Home Office figures show Essex Police recorded 661 metal thefts in the year to March – a decrease of 25 per cent from 883 the year before.
Of those, 455 were non-infrastructure related, involving scrap metal theft or the removal of war memorial plaques.
The rest were infrastructure-related, such as the stripping of metal such as roofing lead from buildings, taking electricity or railway cables, or stealing vehicle parts.
This gave the area covered by Essex Police a rate of 3.5 thefts per 10,000 people – lower than the average of 4.9 for England and Wales.
Although there were 1,474 fewer metal theft offences across England and Wales in 2022-23 than in 2021-22, numbers have been on the rise in the last two years.
There were more than 28,400 thefts as of March, while just over 19,000 were recorded in the same period of 2020-21.
Antonia Grey, of the British Metal Recycling Association, said: “Over the years, the type of theft shifted from low-value, low-volume thefts to high-value, high-volume thefts such as entire lead roofs.

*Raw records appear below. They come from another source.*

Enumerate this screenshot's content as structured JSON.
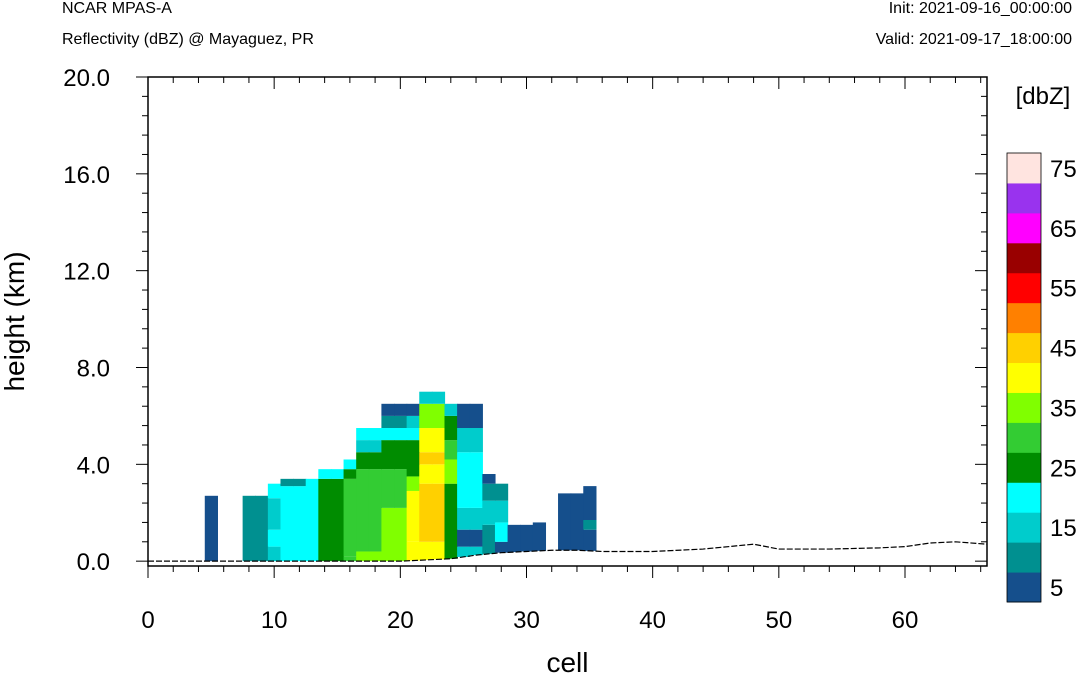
{
  "header": {
    "model": "NCAR MPAS-A",
    "subtitle": "Reflectivity (dBZ) @ Mayaguez, PR",
    "init": "Init: 2021-09-16_00:00:00",
    "valid": "Valid: 2021-09-17_18:00:00"
  },
  "chart_data": {
    "type": "heatmap",
    "xlabel": "cell",
    "ylabel": "height (km)",
    "xlim": [
      0,
      66.5
    ],
    "ylim": [
      -0.2,
      20.0
    ],
    "x_ticks": [
      "0",
      "10",
      "20",
      "30",
      "40",
      "50",
      "60"
    ],
    "y_ticks": [
      "0.0",
      "4.0",
      "8.0",
      "12.0",
      "16.0",
      "20.0"
    ],
    "x_tick_values": [
      0,
      10,
      20,
      30,
      40,
      50,
      60
    ],
    "y_tick_values": [
      0,
      4,
      8,
      12,
      16,
      20
    ],
    "colorbar": {
      "units": "[dbZ]",
      "levels": [
        5,
        10,
        15,
        20,
        25,
        30,
        35,
        40,
        45,
        50,
        55,
        60,
        65,
        70,
        75
      ],
      "labels": [
        "5",
        "15",
        "25",
        "35",
        "45",
        "55",
        "65",
        "75"
      ],
      "colors": [
        "#154f8c",
        "#009090",
        "#00cccc",
        "#00ffff",
        "#008c00",
        "#33cc33",
        "#80ff00",
        "#ffff00",
        "#ffd000",
        "#ff8000",
        "#ff0000",
        "#990000",
        "#ff00ff",
        "#9933ee",
        "#ffe4e0"
      ]
    },
    "terrain": {
      "x": [
        0,
        5,
        10,
        15,
        20,
        24,
        26,
        28,
        30,
        32,
        34,
        36,
        40,
        44,
        48,
        50,
        54,
        58,
        60,
        62,
        64,
        66.5
      ],
      "height_km": [
        0,
        0,
        0,
        0,
        0,
        0.1,
        0.25,
        0.35,
        0.4,
        0.45,
        0.45,
        0.4,
        0.4,
        0.5,
        0.7,
        0.5,
        0.5,
        0.55,
        0.6,
        0.75,
        0.8,
        0.7
      ]
    },
    "columns": [
      {
        "x": 5,
        "layers": [
          {
            "top": 2.7,
            "dbz": 5
          }
        ]
      },
      {
        "x": 8,
        "layers": [
          {
            "top": 2.7,
            "dbz": 10
          }
        ]
      },
      {
        "x": 9,
        "layers": [
          {
            "top": 2.7,
            "dbz": 10
          }
        ]
      },
      {
        "x": 10,
        "layers": [
          {
            "top": 0.6,
            "dbz": 15
          },
          {
            "top": 1.3,
            "dbz": 20
          },
          {
            "top": 2.6,
            "dbz": 15
          },
          {
            "top": 3.2,
            "dbz": 20
          }
        ]
      },
      {
        "x": 11,
        "layers": [
          {
            "top": 3.1,
            "dbz": 20
          },
          {
            "top": 3.4,
            "dbz": 10
          }
        ]
      },
      {
        "x": 12,
        "layers": [
          {
            "top": 3.1,
            "dbz": 20
          },
          {
            "top": 3.4,
            "dbz": 10
          }
        ]
      },
      {
        "x": 13,
        "layers": [
          {
            "top": 3.4,
            "dbz": 20
          }
        ]
      },
      {
        "x": 14,
        "layers": [
          {
            "top": 3.4,
            "dbz": 25
          },
          {
            "top": 3.8,
            "dbz": 20
          }
        ]
      },
      {
        "x": 15,
        "layers": [
          {
            "top": 3.4,
            "dbz": 25
          },
          {
            "top": 3.8,
            "dbz": 20
          }
        ]
      },
      {
        "x": 16,
        "layers": [
          {
            "top": 0.2,
            "dbz": 30
          },
          {
            "top": 3.4,
            "dbz": 30
          },
          {
            "top": 3.8,
            "dbz": 25
          },
          {
            "top": 4.2,
            "dbz": 20
          }
        ]
      },
      {
        "x": 17,
        "layers": [
          {
            "top": 0.4,
            "dbz": 35
          },
          {
            "top": 3.8,
            "dbz": 30
          },
          {
            "top": 4.5,
            "dbz": 25
          },
          {
            "top": 5.0,
            "dbz": 15
          },
          {
            "top": 5.5,
            "dbz": 20
          }
        ]
      },
      {
        "x": 18,
        "layers": [
          {
            "top": 0.4,
            "dbz": 35
          },
          {
            "top": 3.8,
            "dbz": 30
          },
          {
            "top": 4.5,
            "dbz": 25
          },
          {
            "top": 5.0,
            "dbz": 15
          },
          {
            "top": 5.5,
            "dbz": 20
          }
        ]
      },
      {
        "x": 19,
        "layers": [
          {
            "top": 2.2,
            "dbz": 35
          },
          {
            "top": 3.8,
            "dbz": 30
          },
          {
            "top": 5.0,
            "dbz": 25
          },
          {
            "top": 5.5,
            "dbz": 20
          },
          {
            "top": 6.0,
            "dbz": 10
          },
          {
            "top": 6.5,
            "dbz": 5
          }
        ]
      },
      {
        "x": 20,
        "layers": [
          {
            "top": 2.2,
            "dbz": 35
          },
          {
            "top": 3.8,
            "dbz": 30
          },
          {
            "top": 5.0,
            "dbz": 25
          },
          {
            "top": 5.5,
            "dbz": 20
          },
          {
            "top": 6.0,
            "dbz": 10
          },
          {
            "top": 6.5,
            "dbz": 5
          }
        ]
      },
      {
        "x": 21,
        "layers": [
          {
            "top": 0.8,
            "dbz": 40
          },
          {
            "top": 2.9,
            "dbz": 40
          },
          {
            "top": 3.5,
            "dbz": 35
          },
          {
            "top": 5.0,
            "dbz": 25
          },
          {
            "top": 5.5,
            "dbz": 20
          },
          {
            "top": 6.0,
            "dbz": 15
          },
          {
            "top": 6.5,
            "dbz": 5
          }
        ]
      },
      {
        "x": 22,
        "layers": [
          {
            "top": 0.8,
            "dbz": 40
          },
          {
            "top": 3.2,
            "dbz": 45
          },
          {
            "top": 4.0,
            "dbz": 40
          },
          {
            "top": 4.5,
            "dbz": 45
          },
          {
            "top": 5.5,
            "dbz": 40
          },
          {
            "top": 6.5,
            "dbz": 35
          },
          {
            "top": 7.0,
            "dbz": 15
          }
        ]
      },
      {
        "x": 23,
        "layers": [
          {
            "top": 0.8,
            "dbz": 40
          },
          {
            "top": 3.2,
            "dbz": 45
          },
          {
            "top": 4.0,
            "dbz": 40
          },
          {
            "top": 4.5,
            "dbz": 45
          },
          {
            "top": 5.5,
            "dbz": 40
          },
          {
            "top": 6.5,
            "dbz": 35
          },
          {
            "top": 7.0,
            "dbz": 15
          }
        ]
      },
      {
        "x": 24,
        "layers": [
          {
            "top": 3.2,
            "dbz": 25
          },
          {
            "top": 4.2,
            "dbz": 35
          },
          {
            "top": 5.0,
            "dbz": 30
          },
          {
            "top": 6.0,
            "dbz": 25
          },
          {
            "top": 6.5,
            "dbz": 15
          }
        ]
      },
      {
        "x": 25,
        "layers": [
          {
            "top": 0.6,
            "dbz": 15
          },
          {
            "top": 1.3,
            "dbz": 5
          },
          {
            "top": 2.2,
            "dbz": 15
          },
          {
            "top": 4.5,
            "dbz": 20
          },
          {
            "top": 5.5,
            "dbz": 15
          },
          {
            "top": 6.5,
            "dbz": 5
          }
        ]
      },
      {
        "x": 26,
        "layers": [
          {
            "top": 0.6,
            "dbz": 15
          },
          {
            "top": 1.3,
            "dbz": 5
          },
          {
            "top": 2.2,
            "dbz": 15
          },
          {
            "top": 4.5,
            "dbz": 20
          },
          {
            "top": 5.5,
            "dbz": 15
          },
          {
            "top": 6.5,
            "dbz": 5
          }
        ]
      },
      {
        "x": 27,
        "layers": [
          {
            "top": 1.5,
            "dbz": 10
          },
          {
            "top": 2.5,
            "dbz": 15
          },
          {
            "top": 3.2,
            "dbz": 10
          },
          {
            "top": 3.6,
            "dbz": 5
          }
        ]
      },
      {
        "x": 28,
        "layers": [
          {
            "top": 0.8,
            "dbz": 5
          },
          {
            "top": 1.6,
            "dbz": 20
          },
          {
            "top": 2.5,
            "dbz": 15
          },
          {
            "top": 3.2,
            "dbz": 10
          }
        ]
      },
      {
        "x": 29,
        "layers": [
          {
            "top": 1.5,
            "dbz": 5
          }
        ]
      },
      {
        "x": 30,
        "layers": [
          {
            "top": 1.5,
            "dbz": 5
          }
        ]
      },
      {
        "x": 31,
        "layers": [
          {
            "top": 1.6,
            "dbz": 5
          }
        ]
      },
      {
        "x": 33,
        "layers": [
          {
            "top": 2.8,
            "dbz": 5
          }
        ]
      },
      {
        "x": 34,
        "layers": [
          {
            "top": 2.8,
            "dbz": 5
          }
        ]
      },
      {
        "x": 35,
        "layers": [
          {
            "top": 1.3,
            "dbz": 5
          },
          {
            "top": 1.7,
            "dbz": 10
          },
          {
            "top": 3.1,
            "dbz": 5
          }
        ]
      }
    ]
  }
}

“In the face of recession and economic difficulties, it is likely that the true numbers of metal thefts are far greater than those published by the ONS, which does not report all metal theft incidents.”
A Home Office spokesman said: “We are taking a zero-tolerance approach to crime and, as we recently announced, police forces across England and Wales have committed to pursuing all leads where there is a reasonable chance it could result in catching a perpetrator and solving a crime.”